Originally posted on January 26, 2018 by Dustin B. Denson
"Teaching is the highest form of understanding." - Aristotle
Having knowledge is good. Having understanding is better. You can know a lot of things, but never really understand them. One place you can seek understanding is through teaching.
In education, there are various stages to learning. One of the most recognized models of this is Bloom's Taxonomy. Although Bloom's places understanding closer to the bottom, it is still useful as a model. Since it also has multiple levels, for the sake of brevity, learning can be roughly divided into three stages.
The first, basic stage, is knowing something to the degree that one can list, define, recall, identify, and describe. The second, intermediate stage is knowing something to the degree that one can summarize, explain, interpret, use, apply, compare/contrast, and examine. Again, for the sake of keeping this brief, a few stages have been combined. Finally, the third, advanced level is knowing something to the degree that one can create, evaluate, plan, produce, judge, critique, and defend. It is common to use verbs when explaining the various stages of learning and Bloom's Taxonomy. As it can be seen, the depth and complexity at which something is understood increases at the various stages of learning.
What does this have to do with teaching? The connection is simple - effectively teaching something requires knowing and understanding it at the highest stage of learning possible. Teaching requires that the thing being taught has been learned well. Of course, one's ability to teach comes in degrees. The more experienced a teacher you are, the more effectively you should be at teaching something. Through teaching you will begin to understand something to the degree that you can create, evaluate, defend, synthesize, and critique (the highest level), for example, because you will have to be able to do those things to become a more effective teacher. Students will ask challenging questions that will require a teacher to think deeper to provide the answers. It is the obligation of the teacher to do the best he/she can to lead the student through the various stages of learning so that they may know and understand with as much depth and complexity as the teacher, if not more.
Consider Method Four (Dakup Y Punyo) of the Twelve Methods of Pekiti-Tirsia Kali as an example. Through teaching, one will know and understand the Dakup Y Punyo two man combat drill to the degree that one will be able to lead a student through the various stages of learning.
First, the teacher teaches the form so the student is able to execute it (recall), provide the definition of the method (define), and perhaps identify it if seeing it executed. This is the basic stage.

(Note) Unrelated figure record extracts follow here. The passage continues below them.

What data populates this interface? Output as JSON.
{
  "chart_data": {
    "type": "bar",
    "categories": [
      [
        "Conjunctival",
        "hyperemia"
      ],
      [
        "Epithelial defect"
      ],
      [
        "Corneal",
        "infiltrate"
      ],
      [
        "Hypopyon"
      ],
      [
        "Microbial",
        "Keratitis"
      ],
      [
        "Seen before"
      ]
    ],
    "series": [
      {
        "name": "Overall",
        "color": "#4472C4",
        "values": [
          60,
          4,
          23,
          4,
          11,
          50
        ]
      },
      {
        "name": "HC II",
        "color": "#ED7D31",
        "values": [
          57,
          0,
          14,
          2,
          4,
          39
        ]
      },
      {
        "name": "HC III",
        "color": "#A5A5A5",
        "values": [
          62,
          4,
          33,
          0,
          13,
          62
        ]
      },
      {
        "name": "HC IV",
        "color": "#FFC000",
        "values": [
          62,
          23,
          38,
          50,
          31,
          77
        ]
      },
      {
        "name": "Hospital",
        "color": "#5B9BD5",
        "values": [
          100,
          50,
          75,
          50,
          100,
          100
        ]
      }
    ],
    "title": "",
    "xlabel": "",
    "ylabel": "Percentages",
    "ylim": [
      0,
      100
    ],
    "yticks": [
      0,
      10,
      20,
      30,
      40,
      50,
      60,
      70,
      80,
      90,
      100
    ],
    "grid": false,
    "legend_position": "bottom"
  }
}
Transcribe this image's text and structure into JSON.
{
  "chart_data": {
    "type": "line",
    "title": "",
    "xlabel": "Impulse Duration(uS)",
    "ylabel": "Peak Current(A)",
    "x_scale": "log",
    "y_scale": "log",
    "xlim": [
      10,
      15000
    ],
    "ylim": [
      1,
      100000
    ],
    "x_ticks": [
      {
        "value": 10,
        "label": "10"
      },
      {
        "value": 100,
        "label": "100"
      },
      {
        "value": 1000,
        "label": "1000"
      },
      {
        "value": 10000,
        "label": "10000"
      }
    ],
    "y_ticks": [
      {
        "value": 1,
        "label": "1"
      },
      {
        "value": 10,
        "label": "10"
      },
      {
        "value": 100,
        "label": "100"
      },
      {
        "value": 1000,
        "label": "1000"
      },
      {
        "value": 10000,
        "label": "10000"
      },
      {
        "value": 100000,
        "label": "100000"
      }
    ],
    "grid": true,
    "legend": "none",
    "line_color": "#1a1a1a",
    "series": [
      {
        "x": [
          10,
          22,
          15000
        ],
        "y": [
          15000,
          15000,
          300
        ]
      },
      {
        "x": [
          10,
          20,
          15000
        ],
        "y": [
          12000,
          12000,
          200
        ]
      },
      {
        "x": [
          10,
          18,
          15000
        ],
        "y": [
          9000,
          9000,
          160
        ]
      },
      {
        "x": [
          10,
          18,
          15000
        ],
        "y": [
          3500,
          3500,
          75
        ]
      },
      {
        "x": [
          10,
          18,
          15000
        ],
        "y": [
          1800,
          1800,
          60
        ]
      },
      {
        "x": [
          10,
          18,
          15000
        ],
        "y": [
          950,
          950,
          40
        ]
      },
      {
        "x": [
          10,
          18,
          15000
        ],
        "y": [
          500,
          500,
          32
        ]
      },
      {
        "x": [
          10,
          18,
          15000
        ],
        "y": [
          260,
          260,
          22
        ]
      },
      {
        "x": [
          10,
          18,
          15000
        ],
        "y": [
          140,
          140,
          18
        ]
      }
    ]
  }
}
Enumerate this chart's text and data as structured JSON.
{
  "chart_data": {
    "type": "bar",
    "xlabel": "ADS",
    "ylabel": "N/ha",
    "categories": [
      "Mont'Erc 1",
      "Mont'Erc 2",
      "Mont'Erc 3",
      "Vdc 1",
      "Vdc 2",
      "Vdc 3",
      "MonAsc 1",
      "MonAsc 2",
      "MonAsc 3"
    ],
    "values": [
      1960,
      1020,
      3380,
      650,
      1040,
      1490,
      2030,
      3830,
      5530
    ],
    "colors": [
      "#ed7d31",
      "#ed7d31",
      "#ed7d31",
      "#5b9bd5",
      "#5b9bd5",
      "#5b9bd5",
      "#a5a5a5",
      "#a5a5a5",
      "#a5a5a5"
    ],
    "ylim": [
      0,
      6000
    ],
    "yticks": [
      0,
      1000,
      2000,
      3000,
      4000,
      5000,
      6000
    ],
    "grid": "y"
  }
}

At the next stage, which is the intermediate stage, the teacher would teach the student how to perform the two man combat drill with a partner (apply), what the basic attacks are (apply) and, perhaps, teach them how it includes and combines the second and third methods (compare/contrast). This stage might also include teaching the 8 and 9 thrusting version of the drill.
Finally, at the last and most advanced stage, the teacher might teach the student how to combine the drill with other two man combat drills such as the Five Attacks flow or Segang Labo, move between the basic drill and the 8 and 9 thrusting version, and/or what the best attacks are out of the drill or how to use them in the combat flow for example.
Each of these instructional stages requires that the teacher understands what he/she is teaching very well. Through teaching - leading a student through the stages of learning - the teacher's own understanding will deepen and become more complex.
Everyone is a teacher and a learner at various stages in his/her life. It is valuable to teach in order to learn. It is also valuable to maintain a learner's mindset. This will make someone a better teacher. This will increase a teacher's understanding.